Türkiye’nin Diplomasi Vurgusu

Türkiye’nin muhtemel bir savaş senaryosunu istemediği ve sorunun diplomasi yollarıyla çözülmesini arzu ettiği görülüyor. Zira gerek Ukrayna gerekse Rusya son dönemde Türkiye’nin iyi ilişkilere sahip olduğu ülkeler arasında. Rusya ile birçok alanda yapıcı bir diyalog ve iş birliği söz konusuyken Ukrayna ile özellikle son dönemde savunma sanayi alanında yapılan iş birlikleri ve ortak projeler hayata geçirilmiş durumda. Haliyle Ankara yönetimi her ne kadar Ukrayna’ya TB-2 insansız hava araçları ve çeşitli akıllı mühimmatlar sağlıyor olsa da Ukrayna’nın Rusya ile sıcak bir çatışma içine girmesine ya da Rusya’nın Ukrayna’ya müdahale etmesine sıcak bakmıyor.

Doğu Avrupa’daki bir çatışmanın Karadeniz’in güvenliği ve Montrö Boğazlar Sözleşmesi tartışmalarını yeniden gündeme getireceği açık. Türkiye, Boğazlar rejiminin güvenliğini ve boğazlar üzerindeki egemenlik hakkı ile ilgili statünün bozulmamasını stratejik önceliği haline getirmiş durumda. 2008 yılındaki Gürcistan olaylarında ABD donanmasına ait gemilerin Montrö Sözleşmesi’ni delmesine müsaade edilmemesi ve günümüzde de Karadeniz’in barış havzası olarak korunma çabaları bu politikanın en somut göstergeleri. NATO-Rusya geriliminde denge politikası izlemeye çalışan Türkiye’nin bu dengeyi sürdürmesini zora sokacak gelişmeleri desteklemediği açık.
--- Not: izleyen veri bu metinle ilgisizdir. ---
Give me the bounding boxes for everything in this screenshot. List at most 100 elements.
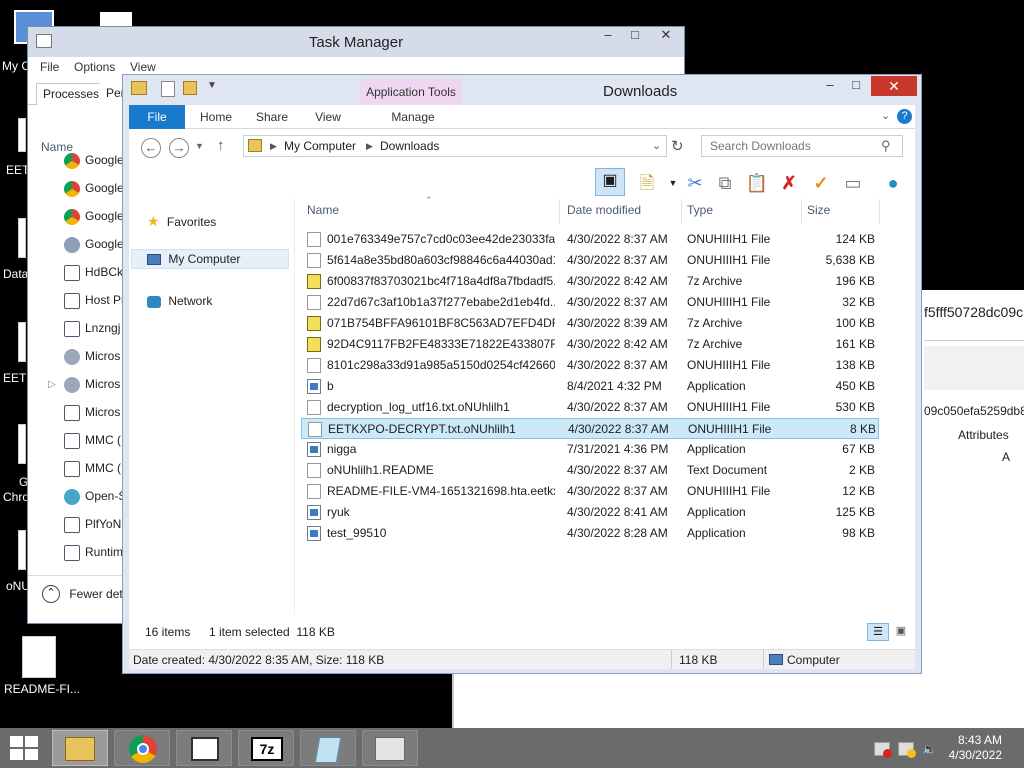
desktop-file-icon[interactable]	[18, 424, 26, 464]
preview-pane-icon[interactable]: ▣	[595, 168, 625, 196]
tab-file[interactable]: File	[129, 105, 185, 129]
search-input[interactable]: Search Downloads	[701, 135, 903, 157]
refresh-button[interactable]: ↻	[671, 137, 684, 155]
taskbar-7zip-button[interactable]: 7z	[238, 730, 294, 766]
breadcrumb-my-computer[interactable]: My Computer	[284, 136, 356, 156]
rename-icon[interactable]: ▭	[841, 171, 865, 195]
delete-icon[interactable]: ✗	[777, 171, 801, 195]
file-row-selected[interactable]: EETKXPO-DECRYPT.txt.oNUhlilh1 4/30/2022 8…	[301, 418, 879, 439]
expand-ribbon-icon[interactable]: ⌄	[881, 109, 890, 122]
back-button[interactable]: ←	[141, 138, 161, 158]
process-row[interactable]: Lnzngj	[64, 321, 124, 349]
menu-options[interactable]: Options	[74, 60, 115, 74]
breadcrumb-downloads[interactable]: Downloads	[380, 136, 439, 156]
file-row[interactable]: 001e763349e757c7cd0c03ee42de23033fa9... 4…	[301, 229, 879, 250]
desktop-file-icon[interactable]	[18, 530, 26, 570]
file-row[interactable]: 92D4C9117FB2FE48333E71822E433807FB5... 4/…	[301, 334, 879, 355]
address-bar[interactable]: ▶ My Computer ▶ Downloads ⌄	[243, 135, 667, 157]
file-row[interactable]: oNUhlilh1.README 4/30/2022 8:37 AM Text Do…	[301, 460, 879, 481]
action-center-icon[interactable]	[874, 742, 892, 758]
column-name-header[interactable]: Name	[41, 140, 73, 154]
fewer-details-button[interactable]: ⌃ Fewer deta	[42, 585, 124, 603]
process-row[interactable]: MMC (	[64, 461, 124, 489]
process-row[interactable]: MMC (	[64, 433, 124, 461]
column-date-modified[interactable]: Date modified	[567, 203, 641, 217]
process-row[interactable]: HdBCk	[64, 265, 124, 293]
paste-icon[interactable]: 📋	[745, 171, 769, 195]
file-row[interactable]: test_99510 4/30/2022 8:28 AM Application 98…	[301, 523, 879, 544]
process-row[interactable]: Open-S	[64, 489, 124, 517]
network-status-icon[interactable]	[898, 742, 916, 758]
up-button[interactable]: ↑	[217, 137, 225, 154]
taskbar-task-manager-button[interactable]	[362, 730, 418, 766]
cut-icon[interactable]: ✂	[683, 171, 707, 195]
nav-favorites[interactable]: ★ Favorites	[147, 213, 216, 230]
file-row[interactable]: decryption_log_utf16.txt.oNUhlilh1 4/30/2…	[301, 397, 879, 418]
column-size[interactable]: Size	[807, 203, 830, 217]
dropdown-icon[interactable]: ▼	[661, 171, 685, 195]
file-row[interactable]: README-FILE-VM4-1651321698.hta.eetkx... 4…	[301, 481, 879, 502]
process-row[interactable]: Google	[64, 209, 124, 237]
tab-manage[interactable]: Manage	[361, 105, 465, 129]
check-icon[interactable]: ✓	[809, 171, 833, 195]
close-button[interactable]: ✕	[871, 76, 917, 96]
column-name[interactable]: Name	[307, 203, 339, 217]
minimize-button[interactable]: –	[817, 76, 843, 96]
tab-processes[interactable]: Processes	[36, 83, 107, 105]
desktop-file-icon[interactable]	[18, 322, 26, 362]
file-row[interactable]: ryuk 4/30/2022 8:41 AM Application 125 KB	[301, 502, 879, 523]
process-row[interactable]: Google	[64, 153, 124, 181]
windows-start-icon[interactable]	[10, 736, 38, 760]
file-row[interactable]: 8101c298a33d91a985a5150d0254cf426601... 4…	[301, 355, 879, 376]
search-icon[interactable]: ⚲	[881, 138, 891, 154]
explorer-titlebar[interactable]: ▼ Application Tools Downloads – □ ✕	[123, 75, 921, 105]
process-row[interactable]: Micros	[64, 405, 124, 433]
file-row[interactable]: 22d7d67c3af10b1a37f277ebabe2d1eb4fd... 4/…	[301, 292, 879, 313]
minimize-button[interactable]: –	[594, 27, 622, 47]
file-row[interactable]: nigga 7/31/2021 4:36 PM Application 67 KB	[301, 439, 879, 460]
menu-view[interactable]: View	[130, 60, 156, 74]
readme-file-desktop-icon[interactable]	[22, 636, 56, 678]
taskbar-window-button[interactable]	[176, 730, 232, 766]
file-row[interactable]: 071B754BFFA96101BF8C563AD7EFD4DF3... 4/30…	[301, 313, 879, 334]
tab-home[interactable]: Home	[193, 105, 239, 129]
large-icons-view-button[interactable]: ▣	[891, 623, 911, 641]
copy-icon[interactable]: ⧉	[713, 171, 737, 195]
process-row[interactable]: Host Pr	[64, 293, 124, 321]
desktop-file-icon[interactable]	[18, 218, 26, 258]
tab-share[interactable]: Share	[249, 105, 295, 129]
quick-access-dropdown-icon[interactable]: ▼	[207, 80, 217, 91]
menu-file[interactable]: File	[40, 60, 59, 74]
taskbar-explorer-button[interactable]	[52, 730, 108, 766]
new-folder-icon[interactable]	[183, 81, 197, 95]
nav-network[interactable]: Network	[147, 294, 212, 308]
globe-icon[interactable]: ●	[881, 171, 905, 195]
details-view-button[interactable]: ☰	[867, 623, 889, 641]
process-row[interactable]: Micros	[64, 377, 124, 405]
taskbar-clock[interactable]: 8:43 AM 4/30/2022	[949, 733, 1002, 763]
taskbar-chrome-button[interactable]	[114, 730, 170, 766]
file-row[interactable]: 5f614a8e35bd80a603cf98846c6a44030ad1... 4…	[301, 250, 879, 271]
file-row[interactable]: 6f00837f83703021bc4f718a4df8a7fbdadf5...…	[301, 271, 879, 292]
process-row[interactable]: Runtim	[64, 545, 124, 573]
address-dropdown-icon[interactable]: ⌄	[652, 136, 661, 156]
tab-view[interactable]: View	[305, 105, 351, 129]
forward-button[interactable]: →	[169, 138, 189, 158]
desktop-file-icon[interactable]	[18, 118, 26, 152]
recent-locations-icon[interactable]: ▼	[195, 141, 204, 151]
close-button[interactable]: ✕	[648, 27, 684, 47]
process-row[interactable]: Micros	[64, 349, 124, 377]
properties-icon[interactable]	[161, 81, 175, 97]
column-type[interactable]: Type	[687, 203, 713, 217]
process-row[interactable]: PlfYoN	[64, 517, 124, 545]
volume-muted-icon[interactable]: 🔈	[922, 742, 937, 756]
process-row[interactable]: Google	[64, 181, 124, 209]
process-row[interactable]: Google	[64, 237, 124, 265]
expand-chevron-icon[interactable]: ▷	[48, 379, 56, 390]
maximize-button[interactable]: □	[622, 27, 648, 47]
nav-my-computer[interactable]: My Computer	[147, 252, 240, 266]
file-row[interactable]: b 8/4/2021 4:32 PM Application 450 KB	[301, 376, 879, 397]
task-manager-titlebar[interactable]: Task Manager – □ ✕	[28, 27, 684, 57]
attributes-header[interactable]: Attributes	[958, 428, 1009, 442]
help-icon[interactable]: ?	[897, 109, 912, 124]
Haliyle Gürcistan savaşına benzer şekilde boğazlar üzerinde Ukrayna-Rusya savaşından doğabilecek yeni bir baskının oluşması, Türkiye’nin en son arzu edeceği gelişmelerden biri olacak.

Ukrayna-Rusya tansiyonuna dair Ankara’daki dış politika karar vericilerinin arasında görüş ayrılığının olduğu ve iki farklı görüşün ortaya çıktığı ise medyaya yansıdı. NATO müttefiki olarak Türkiye’nin kenarda beklemesini ve muhtemel bir gelişmede sorumluluklarını yerine getirmesini düşünenlerin yanı sıra pro-aktif bir politika izlenerek arabulucu rolünü benimsenmesini, Rusya ile son dönemde elde edilen kazanımların kaybedilmemesi ve denge politikasının sürdürülmesi gerektiğini düşünenlerin olduğu ifade ediliyor. Fakat genel hatları itibarıyla muhtemel bir savaşa dair taşınan endişeler sebebiyle Türkiye’nin arabulucuk çabalarının olduğu ve diplomasi yoluyla tansiyonun azaltılmasını istediği görülüyor. Bölgenin bir savaş atmosferinde olmasından ve böyle bir psikolojinin ortaya çıkmasından duyulan rahatsızlık her fırsatta dile getiriliyor. Her ne kadar Ukrayna’nın Türkiye’nin arabulucu çabalarına sıcak baktığı kamuoyuna yansısa da Rusya’nın bu konuda şimdilik kayıtsız olduğu görülüyor.